Around November 2015, Tan Teo Seng brought me a bunch of pinkish, grape-like fruits from Johor, Malaysia. The fruits were eventually identified as Cayratia mollissima (formerly Vitis mollissima), belonging to the grape family, Vitaceae. I could not find any common name among the local literature but wild grape would serve the current purpose. The plant is native to Singapore although its conservation status is reported to be “threatened”. It makes an excellent ornamental plant for the fence.
I hung the fruits in my garden for about a week but no animals (squirrel, civet cat, mynas, bulbuls…) would eat them. Eventually the fruits dropped one by one to the ground. I collected the seeds, placed them in a pot of soil and grew the plants by my fence. They have now flowered (above) and there are plenty of ants and bees pollinating them: Stingless bees (Trigona sp.) (below)…
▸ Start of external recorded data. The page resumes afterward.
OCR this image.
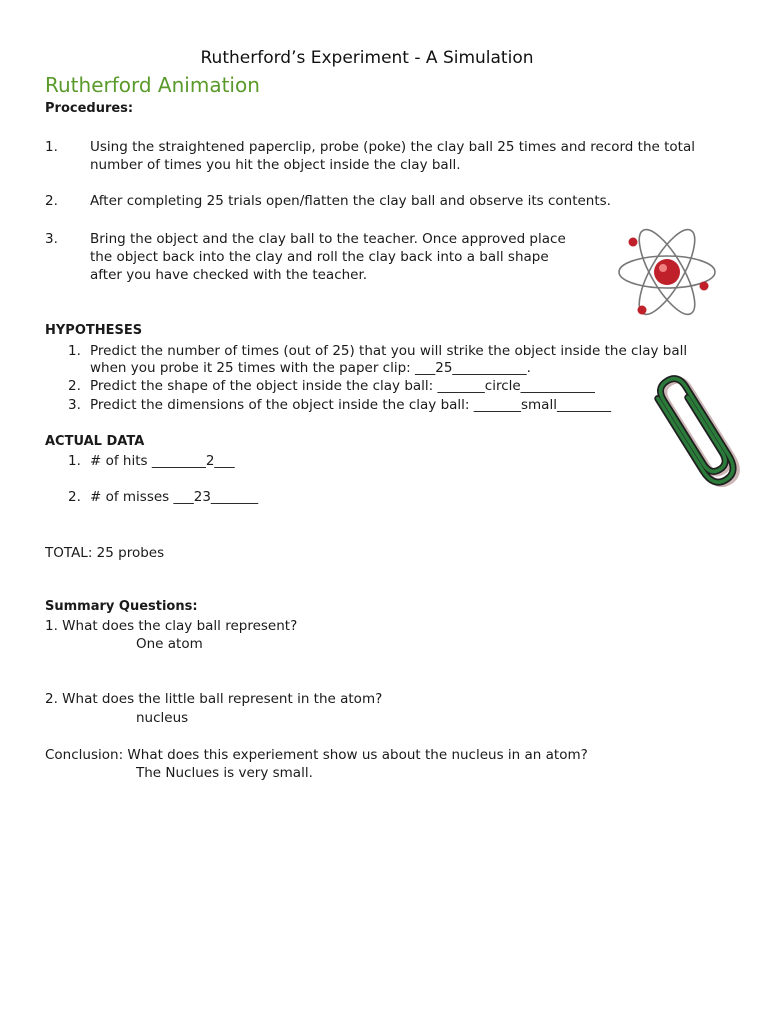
Rutherford’s Experiment - A Simulation
Rutherford Animation
Procedures:
1.	Using the straightened paperclip, probe (poke) the clay ball 25 times and record the total
number of times you hit the object inside the clay ball.
2.	After completing 25 trials open/flatten the clay ball and observe its contents.
3.	Bring the object and the clay ball to the teacher. Once approved place
the object back into the clay and roll the clay back into a ball shape
after you have checked with the teacher.
HYPOTHESES
1. Predict the number of times (out of 25) that you will strike the object inside the clay ball
when you probe it 25 times with the paper clip: ___25___________.
2. Predict the shape of the object inside the clay ball: _______circle___________
3. Predict the dimensions of the object inside the clay ball: _______small________
ACTUAL DATA
1. # of hits ________2___
2. # of misses ___23_______
TOTAL: 25 probes
Summary Questions:
1. What does the clay ball represent?
One atom
2. What does the little ball represent in the atom?
nucleus
Conclusion: What does this experiement show us about the nucleus in an atom?
The Nuclues is very small.
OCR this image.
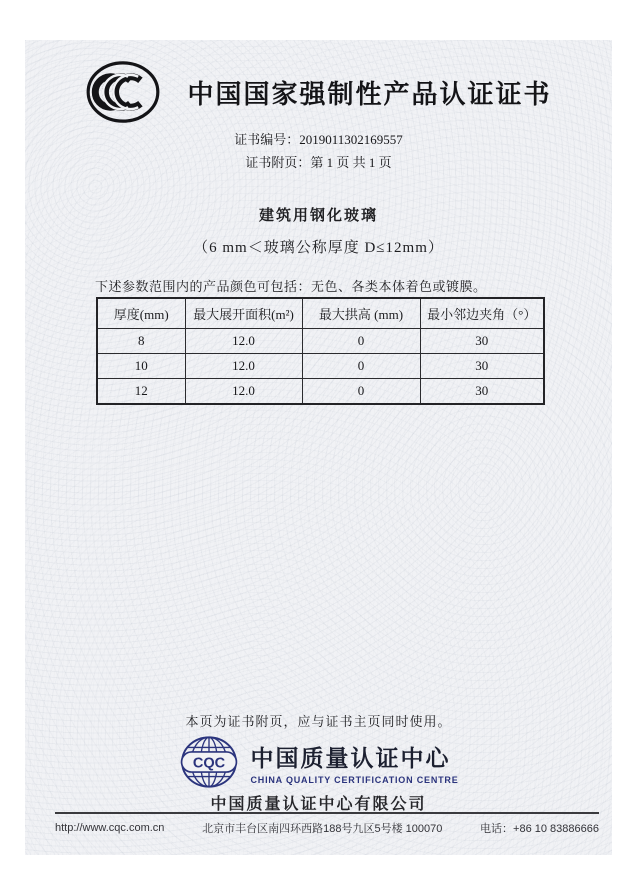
中国国家强制性产品认证证书
证书编号：2019011302169557
证书附页：第 1 页 共 1 页
建筑用钢化玻璃
（6 mm＜玻璃公称厚度 D≤12mm）
下述参数范围内的产品颜色可包括：无色、各类本体着色或镀膜。
厚度(mm)	最大展开面积(m²)	最大拱高 (mm)	最小邻边夹角（°）
8	12.0	0	30
10	12.0	0	30
12	12.0	0	30
本页为证书附页，应与证书主页同时使用。
CQC 中国质量认证中心
CHINA QUALITY CERTIFICATION CENTRE
中国质量认证中心有限公司
http://www.cqc.com.cn	北京市丰台区南四环西路188号九区5号楼 100070	电话：+86 10 83886666
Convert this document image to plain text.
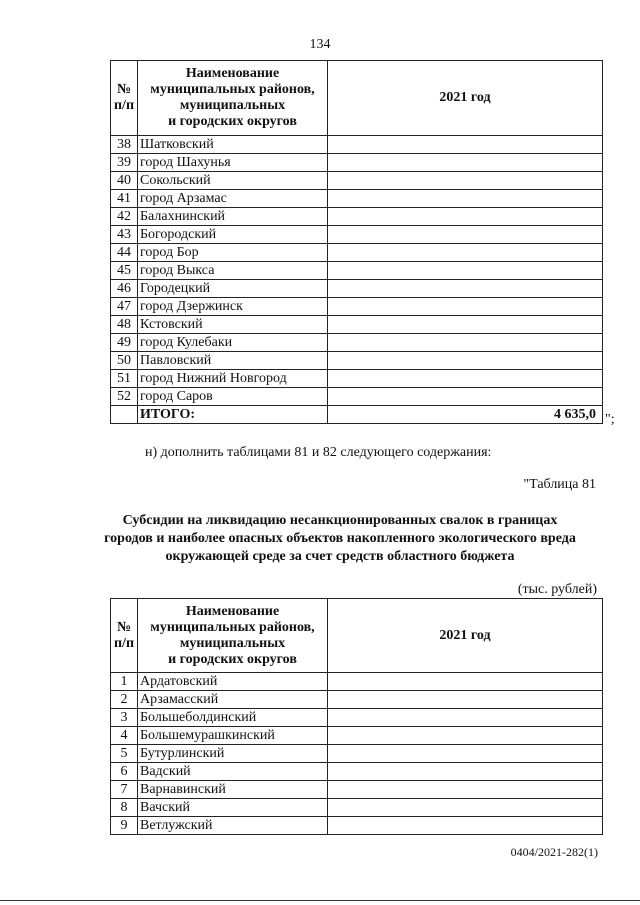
134
№
п/п	Наименование
муниципальных районов,
муниципальных
и городских округов	2021 год
38	Шатковский	
39	город Шахунья	
40	Сокольский	
41	город Арзамас	
42	Балахнинский	
43	Богородский	
44	город Бор	
45	город Выкса	
46	Городецкий	
47	город Дзержинск	
48	Кстовский	
49	город Кулебаки	
50	Павловский	
51	город Нижний Новгород	
52	город Саров	
	ИТОГО:	4 635,0 ";
н) дополнить таблицами 81 и 82 следующего содержания:
"Таблица 81
Субсидии на ликвидацию несанкционированных свалок в границах городов и наиболее опасных объектов накопленного экологического вреда окружающей среде за счет средств областного бюджета
(тыс. рублей)
№
п/п	Наименование
муниципальных районов,
муниципальных
и городских округов	2021 год
1	Ардатовский	
2	Арзамасский	
3	Большеболдинский	
4	Большемурашкинский	
5	Бутурлинский	
6	Вадский	
7	Варнавинский	
8	Вачский	
9	Ветлужский	
0404/2021-282(1)
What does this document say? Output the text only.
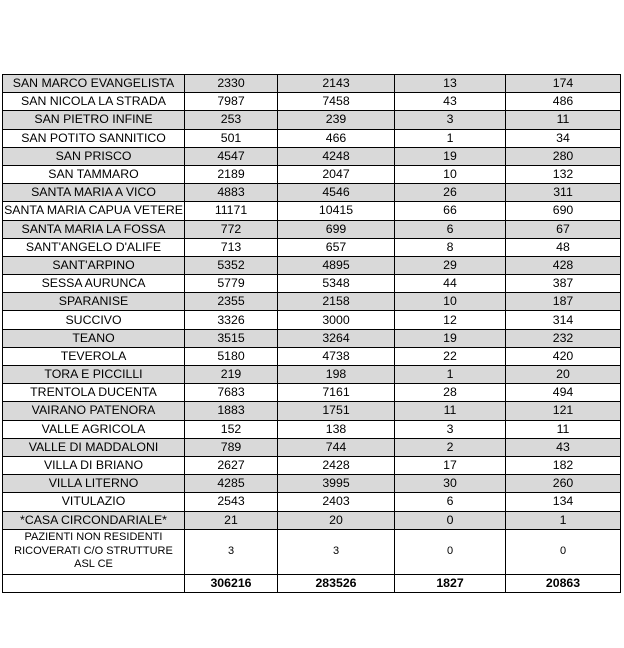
SAN MARCO EVANGELISTA	2330	2143	13	174
SAN NICOLA LA STRADA	7987	7458	43	486
SAN PIETRO INFINE	253	239	3	11
SAN POTITO SANNITICO	501	466	1	34
SAN PRISCO	4547	4248	19	280
SAN TAMMARO	2189	2047	10	132
SANTA MARIA A VICO	4883	4546	26	311
SANTA MARIA CAPUA VETERE	11171	10415	66	690
SANTA MARIA LA FOSSA	772	699	6	67
SANT'ANGELO D'ALIFE	713	657	8	48
SANT'ARPINO	5352	4895	29	428
SESSA AURUNCA	5779	5348	44	387
SPARANISE	2355	2158	10	187
SUCCIVO	3326	3000	12	314
TEANO	3515	3264	19	232
TEVEROLA	5180	4738	22	420
TORA E PICCILLI	219	198	1	20
TRENTOLA DUCENTA	7683	7161	28	494
VAIRANO PATENORA	1883	1751	11	121
VALLE AGRICOLA	152	138	3	11
VALLE DI MADDALONI	789	744	2	43
VILLA DI BRIANO	2627	2428	17	182
VILLA LITERNO	4285	3995	30	260
VITULAZIO	2543	2403	6	134
*CASA CIRCONDARIALE*	21	20	0	1
PAZIENTI NON RESIDENTI RICOVERATI C/O STRUTTURE ASL CE	3	3	0	0
	306216	283526	1827	20863
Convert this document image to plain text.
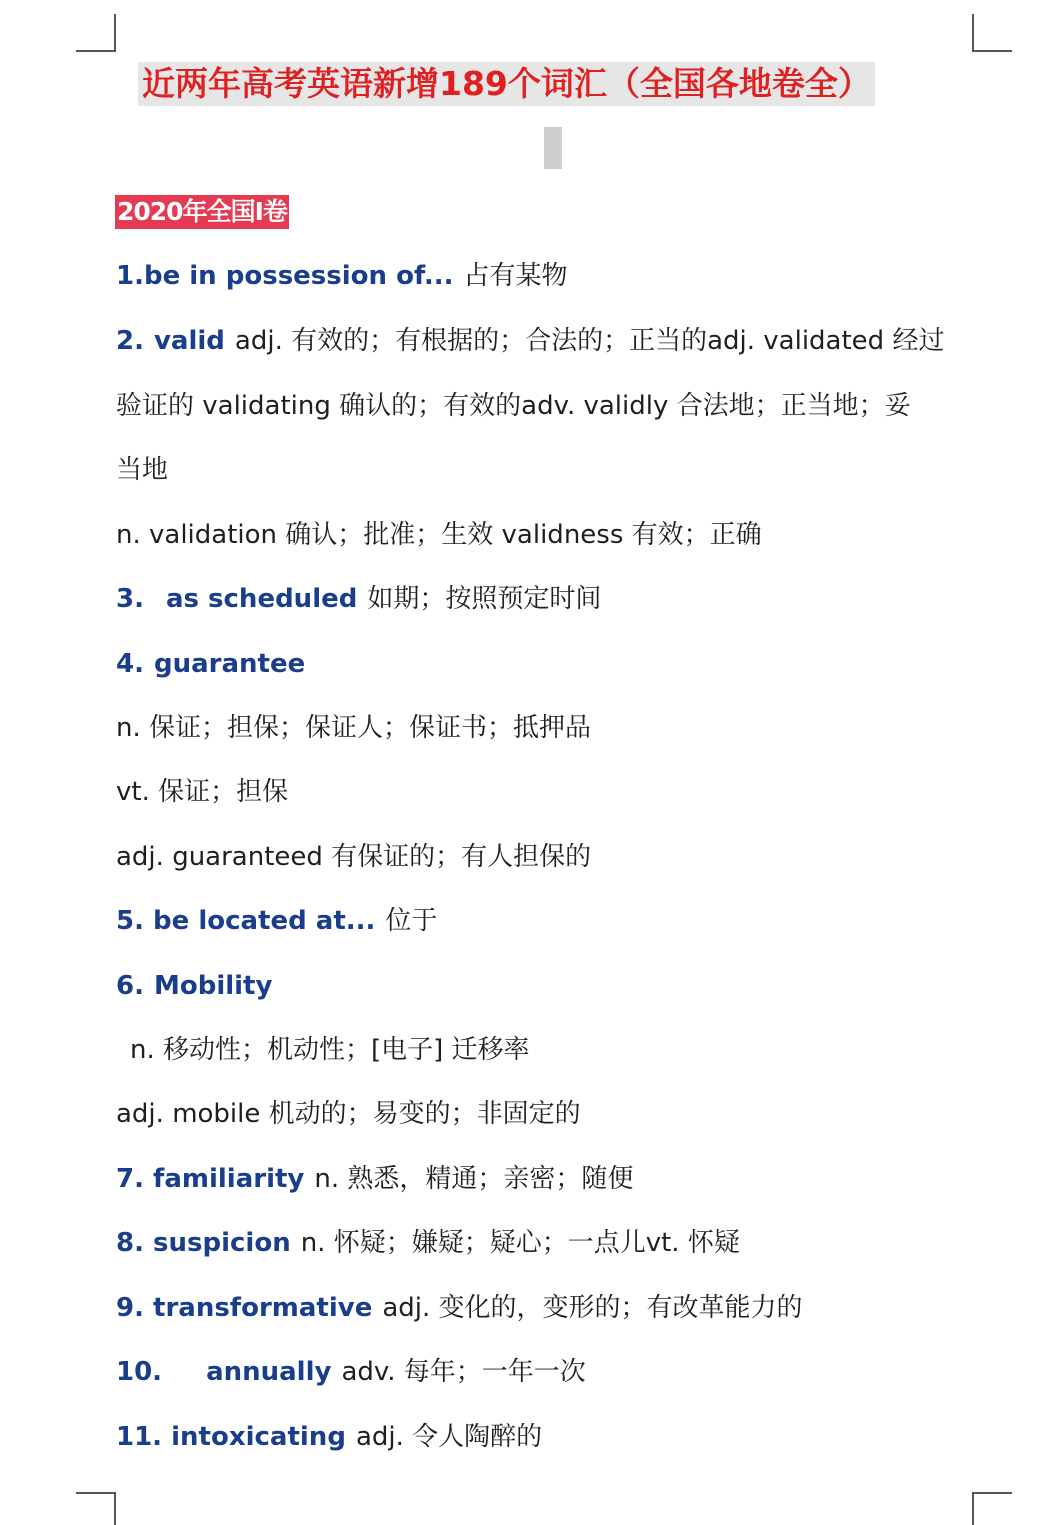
近两年高考英语新增189个词汇（全国各地卷全）
2020年全国Ⅰ卷
1.be in possession of... 占有某物
2. valid adj. 有效的；有根据的；合法的；正当的adj. validated 经过
验证的 validating 确认的；有效的adv. validly 合法地；正当地；妥
当地
n. validation 确认；批准；生效 validness 有效；正确
3. as scheduled 如期；按照预定时间
4. guarantee
n. 保证；担保；保证人；保证书；抵押品
vt. 保证；担保
adj. guaranteed 有保证的；有人担保的
5. be located at... 位于
6. Mobility
n. 移动性；机动性；[电子] 迁移率
adj. mobile 机动的；易变的；非固定的
7. familiarity n. 熟悉，精通；亲密；随便
8. suspicion n. 怀疑；嫌疑；疑心；一点儿vt. 怀疑
9. transformative adj. 变化的，变形的；有改革能力的
10. annually adv. 每年；一年一次
11. intoxicating adj. 令人陶醉的
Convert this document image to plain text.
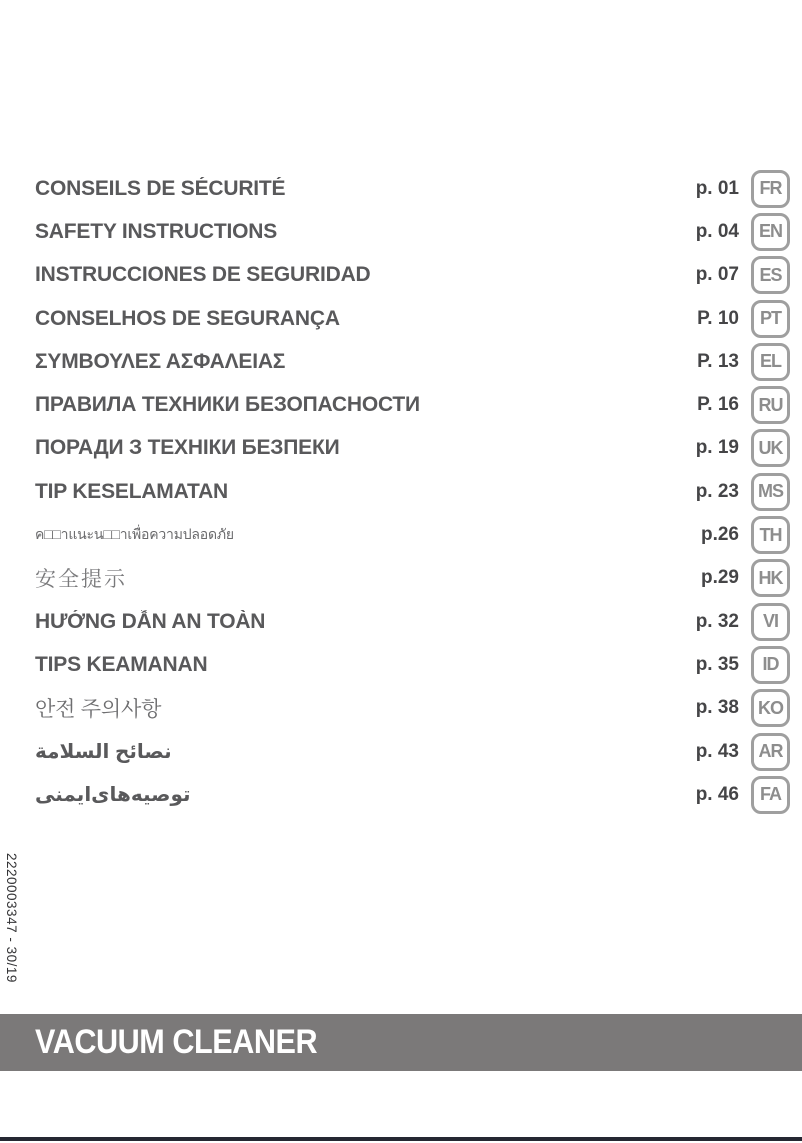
CONSEILS DE SÉCURITÉ	p. 01	FR
SAFETY INSTRUCTIONS	p. 04	EN
INSTRUCCIONES DE SEGURIDAD	p. 07	ES
CONSELHOS DE SEGURANÇA	P. 10	PT
ΣΥΜΒΟΥΛΕΣ ΑΣΦΑΛΕΙΑΣ	P. 13	EL
ПРАВИЛА ТЕХНИКИ БЕЗОПАСНОСТИ	P. 16	RU
ПОРАДИ З ТЕХНІКИ БЕЗПЕКИ	p. 19	UK
TIP KESELAMATAN	p. 23	MS
ค□□าแนะน□□าเพื่อความปลอดภัย	p.26	TH
安全提示	p.29	HK
HƯỚNG DẪN AN TOÀN	p. 32	VI
TIPS KEAMANAN	p. 35	ID
안전 주의사항	p. 38	KO
نصائح السلامة	p. 43	AR
توصیه‌های‌ایمنی	p. 46	FA
2220003347 - 30/19
VACUUM CLEANER
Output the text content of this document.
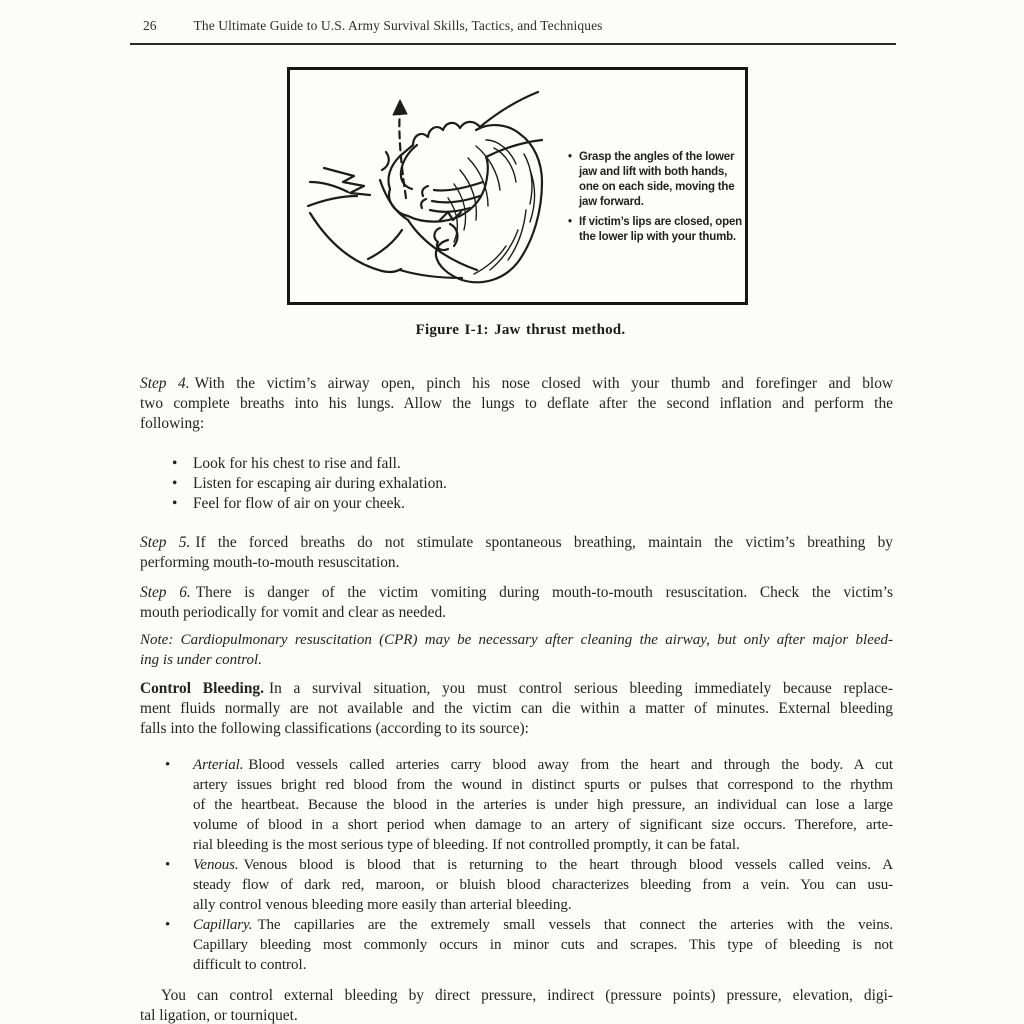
26	The Ultimate Guide to U.S. Army Survival Skills, Tactics, and Techniques
• Grasp the angles of the lower
jaw and lift with both hands,
one on each side, moving the
jaw forward.
• If victim’s lips are closed, open
the lower lip with your thumb.
Figure I-1: Jaw thrust method.
Step 4. With the victim’s airway open, pinch his nose closed with your thumb and forefinger and blow
two complete breaths into his lungs. Allow the lungs to deflate after the second inflation and perform the
following:
• Look for his chest to rise and fall.
• Listen for escaping air during exhalation.
• Feel for flow of air on your cheek.
Step 5. If the forced breaths do not stimulate spontaneous breathing, maintain the victim’s breathing by
performing mouth-to-mouth resuscitation.
Step 6. There is danger of the victim vomiting during mouth-to-mouth resuscitation. Check the victim’s
mouth periodically for vomit and clear as needed.
Note: Cardiopulmonary resuscitation (CPR) may be necessary after cleaning the airway, but only after major bleed-
ing is under control.
Control Bleeding. In a survival situation, you must control serious bleeding immediately because replace-
ment fluids normally are not available and the victim can die within a matter of minutes. External bleeding
falls into the following classifications (according to its source):
• Arterial. Blood vessels called arteries carry blood away from the heart and through the body. A cut
artery issues bright red blood from the wound in distinct spurts or pulses that correspond to the rhythm
of the heartbeat. Because the blood in the arteries is under high pressure, an individual can lose a large
volume of blood in a short period when damage to an artery of significant size occurs. Therefore, arte-
rial bleeding is the most serious type of bleeding. If not controlled promptly, it can be fatal.
• Venous. Venous blood is blood that is returning to the heart through blood vessels called veins. A
steady flow of dark red, maroon, or bluish blood characterizes bleeding from a vein. You can usu-
ally control venous bleeding more easily than arterial bleeding.
• Capillary. The capillaries are the extremely small vessels that connect the arteries with the veins.
Capillary bleeding most commonly occurs in minor cuts and scrapes. This type of bleeding is not
difficult to control.
You can control external bleeding by direct pressure, indirect (pressure points) pressure, elevation, digi-
tal ligation, or tourniquet.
…and Asian Hive Bees (Apis cerana) (below). Note the prominent blob of yellow compacted pollen grains on the outer surface of the hind legs of the bees.
The National Parks Board link mentions pollination by bees and the larvae of the plume moth (Deuterocopus melanota) have been observed to feed on the floral buds.
Fruits are now appearing and I will be monitoring for other fauna that may be attracted to the fruits (as well as the plants in general).